Integrated approach for arsenic prediction and health risk evaluation in community tube wells installed by public health department: comparative study of random forest, extreme gradient boosting, and deep neural networks


Ullah I., ARSLAN Ş., Ullah Z., Chen Z., Esteller M. V., Ullah H., ...Daha Fazla

Environmental geochemistry and health, cilt.48, sa.6, 2026 (SCI-Expanded, Scopus) identifier identifier

  • Yayın Türü: Makale / Tam Makale
  • Cilt numarası: 48 Sayı: 6
  • Basım Tarihi: 2026
  • Doi Numarası: 10.1007/s10653-026-03150-7
  • Dergi Adı: Environmental geochemistry and health
  • Derginin Tarandığı İndeksler: Science Citation Index Expanded (SCI-EXPANDED), Scopus, BIOSIS, Chemical Abstracts Core, Compendex, Environment Index, Geobase, INSPEC, MEDLINE
  • Anahtar Kelimeler: DNN, Hydrogeochemistry, Public health risk, Water quality, XGBoost
  • Ankara Üniversitesi Adresli: Evet

Özet

Arsenic contamination in groundwater poses a significant public health risk, especially in developing countries with inadequate water quality monitoring systems. This study employs advanced machine learning approaches to assess arsenic pollution in 216 community tube well samples across Sindh Province, Pakistan. Three algorithms Random Forest (RF), XGBoost, and Deep Neural Network (DNN) were applied alongside hydrochemical analysis to identify major contamination drivers. Water Quality Index and arsenic distribution mapping revealed concerning contamination levels, while a health risk model evaluated potential threats from arsenic exposure.
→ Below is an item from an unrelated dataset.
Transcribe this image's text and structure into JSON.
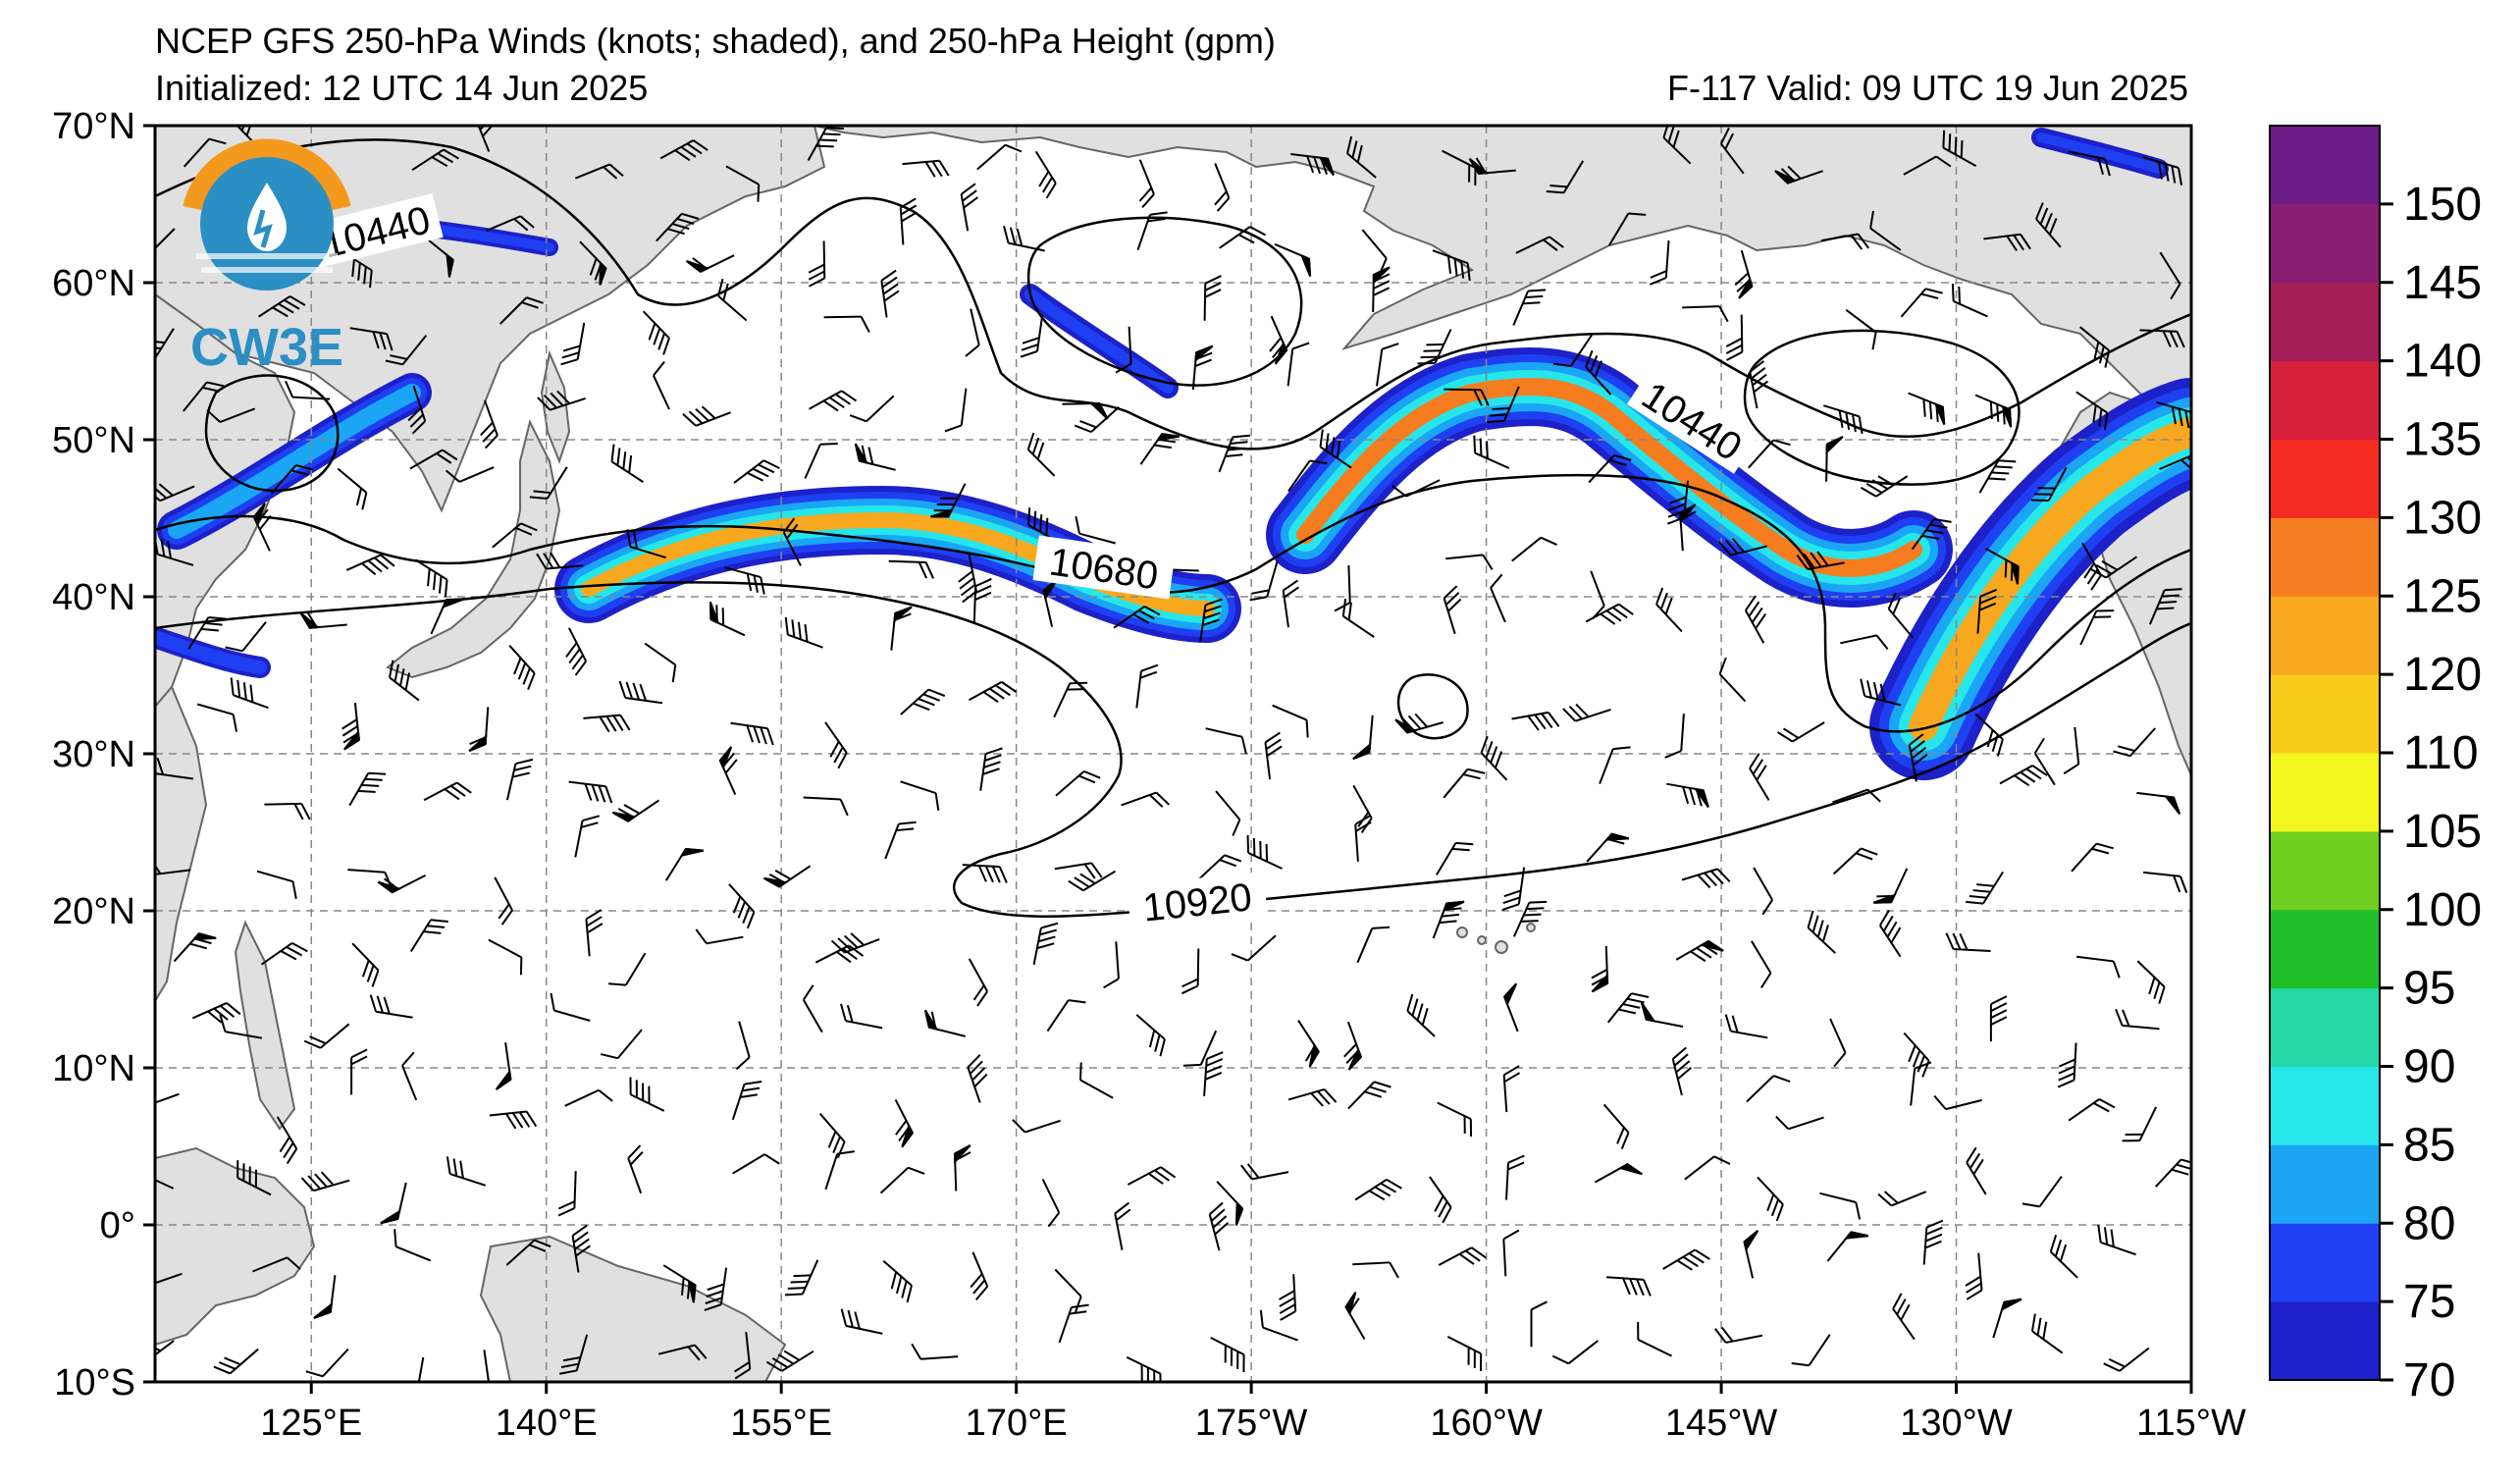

Arsenic concentrations ranged from 0.5 to 100 µg/L (mean: 16.2 µg/L), with 48% of samples exceeding WHO's safe limit of 10 µg/L. Hydrochemical analysis indicated that 46% of water samples were Ca-HCO₃ type, while 54% were mixed Ca-Mg-Cl type. Gibbs plots confirmed that groundwater chemistry is primarily influenced by rock weathering. Among the ML models, the DNN demonstrated superior performance (AUC: 0.978), outperforming RF (0.943) and XGBoost (0.937). Feature importance identified 13 critical factors affecting As contamination: TDS, HCO3-, Fe, EC, Cl-, K+, Ca2+, Mg2+, SO42-, NO3-, F-, and well depth. WQI analysis revealed that only 3.75% of samples met acceptable standards, 43.98% were of moderate quality, and 51.85% were poor in quality. Health risk assessments underscored severe threats, particularly to children, with Daily Metal Intake values far exceeding those of adults, Hazard Quotient values reaching up to four times the safety threshold and Cancer Risk estimates surpassing EPA limits. These findings emphasize the urgent need for water treatment solutions and monitoring systems to mitigate arsenic exposure in affected communities.